En Champagne, la campagne 2025 continue de surprendre. Le Comité Champagne confirme une accélération spectaculaire de la maturité presque historique : entre le 4 et le 11 août, le degré potentiel moyen a bondi de + 2,4 % vol., dépassant les records établis en 2020 (+ 2,2 % vol.) et en 2019 (+ 2 % vol.). Si la cadence actuelle se maintient, la prise de degré devrait rester autour de 0,2 à 0,3 % vol. par jour. Ce rythme pourrait amener à anticiper la date officielle des vendanges, initialement fixée au 23 août. Un scénario avancé placerait le ban autour du 20 ou 21 août.
Peu d’écarts entre cépages et régions
Au 11 août, la moyenne régionale atteint 7,5 % vol. Les différences entre cépages sont minimes : meunier et chardonnay à 7,3 % vol., pinot noir à 7,7 % vol. Côté secteurs, la hiérarchie habituelle se retrouve, avec les zones les plus hâtives et les plus tardives, mais sans écarts marqués.
Le chardonnay mérite toutefois une attention particulière : sa capacité à charger durablement en sucre pourrait accentuer sa progression dans les prochains jours.
Des conditions idéales, mais des disparités de grappes
La vigne bénéficie d’un feuillage en excellent état et d’une alimentation hydrique encore confortable, grâce aux pluies de juillet. Les quelques zones de la Côte des Bar moins arrosées sont à surveiller.
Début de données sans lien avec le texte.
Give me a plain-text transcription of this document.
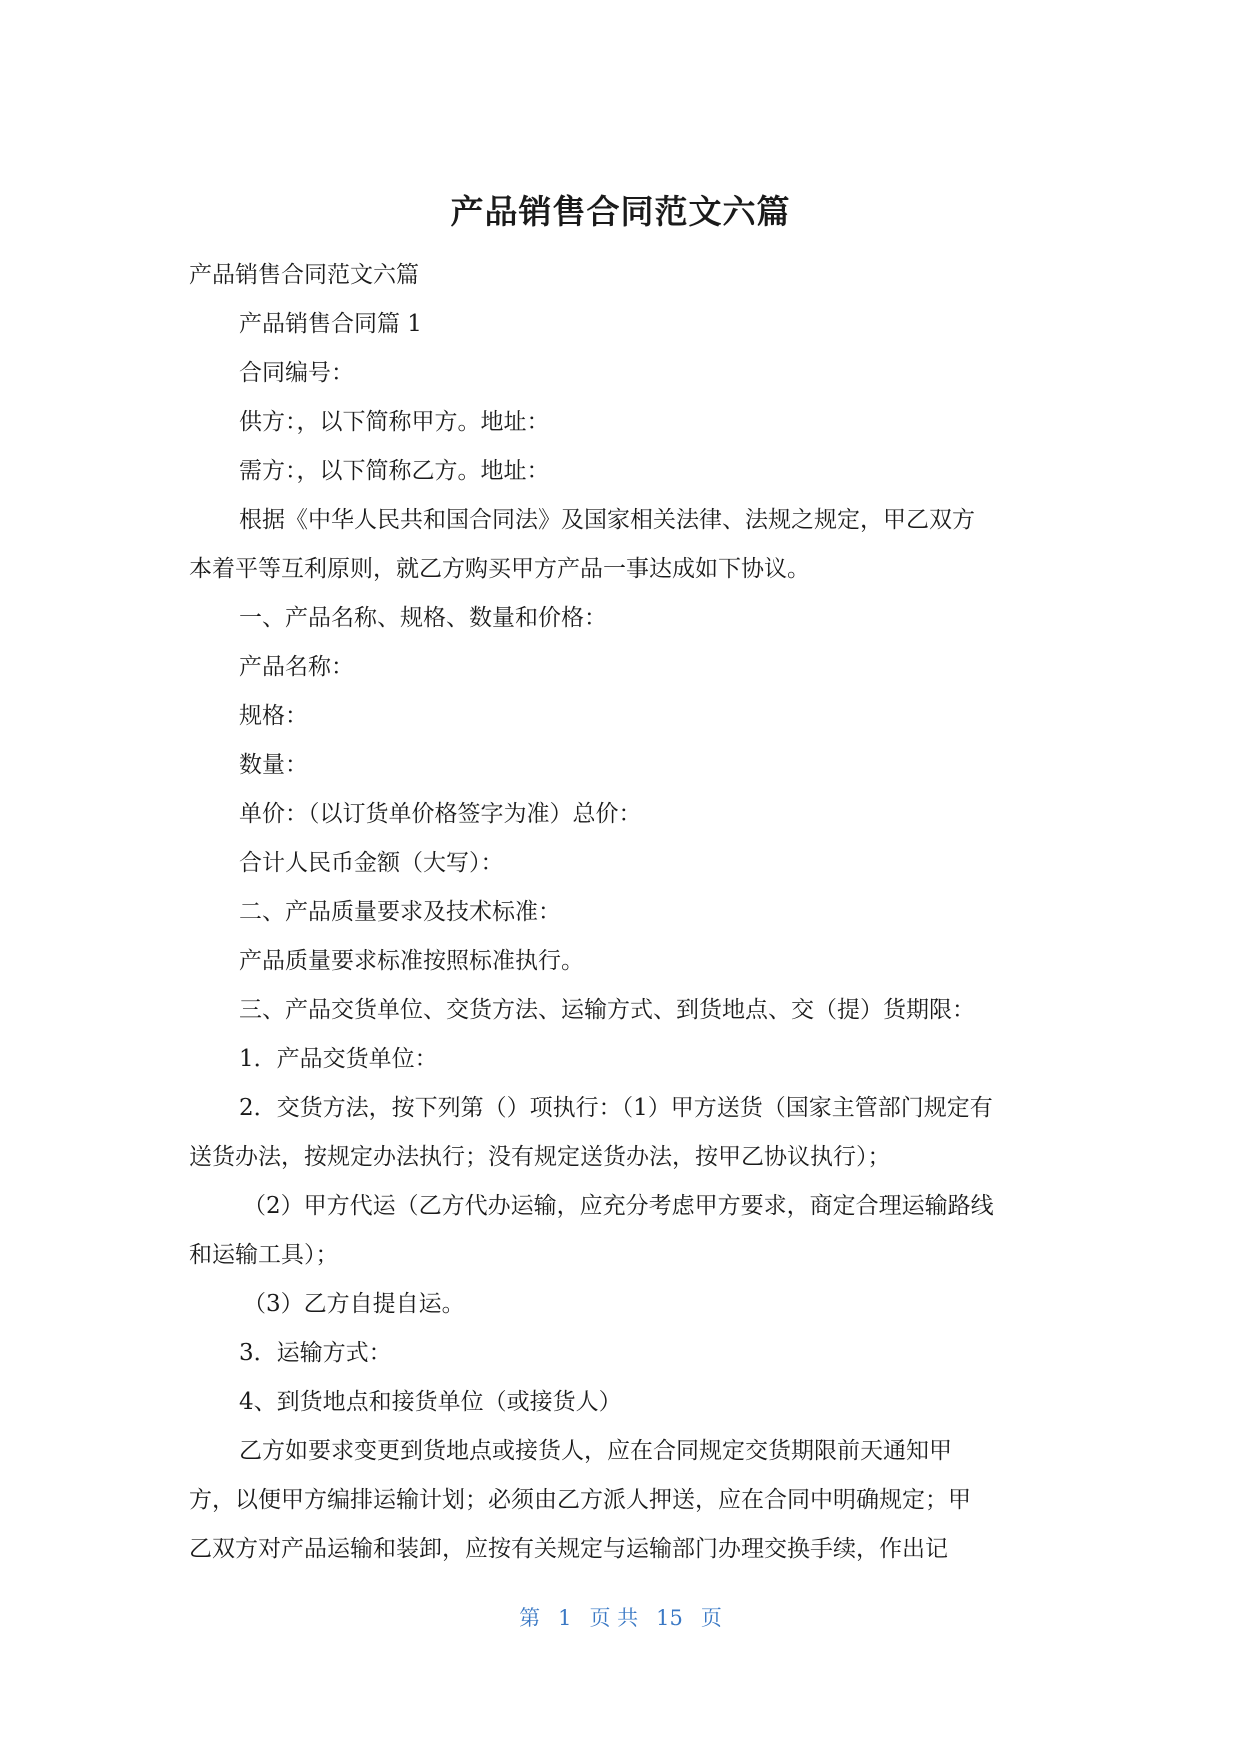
产品销售合同范文六篇

产品销售合同范文六篇

产品销售合同篇 1

合同编号：

供方：，以下简称甲方。地址：

需方：，以下简称乙方。地址：

根据《中华人民共和国合同法》及国家相关法律、法规之规定，甲乙双方

本着平等互利原则，就乙方购买甲方产品一事达成如下协议。

一、产品名称、规格、数量和价格：

产品名称：

规格：

数量：

单价：（以订货单价格签字为准）总价：

合计人民币金额（大写）：

二、产品质量要求及技术标准：

产品质量要求标准按照标准执行。

三、产品交货单位、交货方法、运输方式、到货地点、交（提）货期限：

1．产品交货单位：

2．交货方法，按下列第（）项执行：（1）甲方送货（国家主管部门规定有

送货办法，按规定办法执行；没有规定送货办法，按甲乙协议执行）；

（2）甲方代运（乙方代办运输，应充分考虑甲方要求，商定合理运输路线

和运输工具）；

（3）乙方自提自运。

3．运输方式：

4、到货地点和接货单位（或接货人）

乙方如要求变更到货地点或接货人，应在合同规定交货期限前天通知甲

方，以便甲方编排运输计划；必须由乙方派人押送，应在合同中明确规定；甲

乙双方对产品运输和装卸，应按有关规定与运输部门办理交换手续，作出记

第 1 页 共 15 页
Côté poids de grappes, la moyenne régionale est de 122 g (113 g pour le chardonnay, 127 g pour le meunier, 126 g pour le pinot noir). Mais la situation est contrastée : certaines parcelles dépassent 175 g, surtout sur cépages noirs, tandis que d’autres affichent des poids nettement inférieurs, notamment dans le Barséquannais, la Côte des Blancs, le Sézannais et le Vitryat. Ces écarts devraient se traduire par une disparité de rendements plus forte qu’anticipé début juillet.
Acidité en baisse rapide
L’acidité totale moyenne est à 15,3 g H₂SO₄/L au 11 août, en recul de 6,8 g en une semaine, soit une baisse légèrement plus marquée qu’en 2020. L’acide malique reste encore bien présent, mais devrait chuter rapidement sous l’effet des conditions chaudes annoncées.
Un état sanitaire rassurant
La situation reste globalement saine : très peu d’oïdium, peu de pourriture grise (2 % en moyenne), et des foyers qui se dessèchent avec la météo actuelle. Le risque de pourriture acide ou grise reste toutefois présent dans certaines parcelles très compactes ou très mûres, et devra être surveillé.